Observing that preventive detention is a draconian measure and any such move based on a capricious or routine exercise of powers must be nipped in the bud, the Supreme Court has set aside a Telangana High Court order rejecting a detenu’s appeal.
A bench headed by Chief Justice of India D Y Chandrachud Thursday said the essential concept of preventive detention is that the detention of a person is not to punish him for something he has done but to prevent him from doing it. “Inability on the part of the state’s police machinery to tackle the law-and-order situation should not be an excuse to invoke the jurisdiction of preventive detention,” the bench, also comprising Justice J B Pardiwala and Justice Manoj Misra, said.

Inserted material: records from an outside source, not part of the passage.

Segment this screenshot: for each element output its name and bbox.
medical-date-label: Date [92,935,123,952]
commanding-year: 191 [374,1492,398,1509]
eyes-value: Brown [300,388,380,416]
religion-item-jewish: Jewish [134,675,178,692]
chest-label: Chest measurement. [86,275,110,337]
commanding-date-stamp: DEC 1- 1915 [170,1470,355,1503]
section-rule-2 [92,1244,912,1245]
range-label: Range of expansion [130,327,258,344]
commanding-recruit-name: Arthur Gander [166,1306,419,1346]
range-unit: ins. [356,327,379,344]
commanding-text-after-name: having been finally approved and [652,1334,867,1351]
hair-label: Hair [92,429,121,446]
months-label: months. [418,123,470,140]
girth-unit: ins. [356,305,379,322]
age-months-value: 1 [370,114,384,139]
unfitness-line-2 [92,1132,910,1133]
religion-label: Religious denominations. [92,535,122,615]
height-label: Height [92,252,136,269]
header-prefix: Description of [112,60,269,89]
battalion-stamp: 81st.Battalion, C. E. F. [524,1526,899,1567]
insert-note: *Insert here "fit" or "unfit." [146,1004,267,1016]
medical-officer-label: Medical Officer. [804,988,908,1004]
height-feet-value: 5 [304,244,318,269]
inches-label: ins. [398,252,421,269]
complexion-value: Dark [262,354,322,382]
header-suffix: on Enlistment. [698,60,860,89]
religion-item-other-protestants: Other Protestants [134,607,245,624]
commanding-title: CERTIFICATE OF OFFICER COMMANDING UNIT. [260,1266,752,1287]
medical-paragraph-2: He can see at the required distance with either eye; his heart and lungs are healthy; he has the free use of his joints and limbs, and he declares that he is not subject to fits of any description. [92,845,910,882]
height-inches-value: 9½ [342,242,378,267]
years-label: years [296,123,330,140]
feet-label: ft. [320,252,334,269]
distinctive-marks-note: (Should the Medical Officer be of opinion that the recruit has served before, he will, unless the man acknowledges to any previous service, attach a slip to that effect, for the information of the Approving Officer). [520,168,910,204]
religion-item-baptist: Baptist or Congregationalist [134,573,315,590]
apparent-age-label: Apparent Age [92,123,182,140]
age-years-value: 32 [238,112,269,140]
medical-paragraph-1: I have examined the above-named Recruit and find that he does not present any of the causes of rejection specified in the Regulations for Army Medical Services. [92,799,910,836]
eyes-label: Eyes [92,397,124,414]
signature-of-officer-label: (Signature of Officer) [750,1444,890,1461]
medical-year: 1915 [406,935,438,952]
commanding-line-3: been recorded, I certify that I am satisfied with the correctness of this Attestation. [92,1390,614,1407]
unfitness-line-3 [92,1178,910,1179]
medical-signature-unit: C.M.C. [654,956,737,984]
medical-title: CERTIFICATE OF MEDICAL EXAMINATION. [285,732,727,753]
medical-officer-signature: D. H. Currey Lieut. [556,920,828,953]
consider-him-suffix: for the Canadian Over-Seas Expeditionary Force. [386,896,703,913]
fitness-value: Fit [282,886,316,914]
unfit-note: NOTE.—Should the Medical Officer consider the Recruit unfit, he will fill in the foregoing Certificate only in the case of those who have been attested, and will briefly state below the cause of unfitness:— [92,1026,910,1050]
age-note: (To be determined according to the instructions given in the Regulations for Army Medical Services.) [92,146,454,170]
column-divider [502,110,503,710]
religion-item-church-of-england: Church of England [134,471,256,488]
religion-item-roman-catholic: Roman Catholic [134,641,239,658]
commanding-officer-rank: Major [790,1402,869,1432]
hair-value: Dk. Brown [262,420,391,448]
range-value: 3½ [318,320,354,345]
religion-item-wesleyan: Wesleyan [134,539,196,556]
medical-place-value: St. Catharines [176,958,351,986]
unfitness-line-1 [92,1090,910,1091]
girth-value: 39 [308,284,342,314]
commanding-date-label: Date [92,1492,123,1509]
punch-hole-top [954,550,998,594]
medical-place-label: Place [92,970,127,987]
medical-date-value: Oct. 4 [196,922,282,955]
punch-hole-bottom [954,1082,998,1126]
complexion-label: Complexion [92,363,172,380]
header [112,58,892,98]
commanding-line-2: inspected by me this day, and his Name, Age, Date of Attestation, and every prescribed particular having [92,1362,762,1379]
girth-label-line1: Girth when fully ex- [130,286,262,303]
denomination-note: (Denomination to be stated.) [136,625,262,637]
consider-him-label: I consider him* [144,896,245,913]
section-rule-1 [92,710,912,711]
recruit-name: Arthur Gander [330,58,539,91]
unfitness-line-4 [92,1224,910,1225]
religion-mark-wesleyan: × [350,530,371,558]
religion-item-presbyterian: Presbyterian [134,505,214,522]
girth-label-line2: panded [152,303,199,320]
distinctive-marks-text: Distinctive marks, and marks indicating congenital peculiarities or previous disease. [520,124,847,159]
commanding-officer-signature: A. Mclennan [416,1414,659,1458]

The appellant was arrested under the Telangana Prevention of Dangerous Activities Act of 1986 on the order of the Rachakonda police commissioner on September 12 last year. Four days later, the Telangana High Court rejected the man’s petition.
The SC said preventive detention has to be exercised with great care, caution and restraint.
“We are of the view that mere registration of the two FIRs for the alleged offences of robbery etc. could not have been made the basis to invoke the provisions of the Act 1986 for the purpose of preventively detaining the appellant herein on the assumption that he is a ‘GOONDA’ as defined under Section 2(g) of the Act,” it said.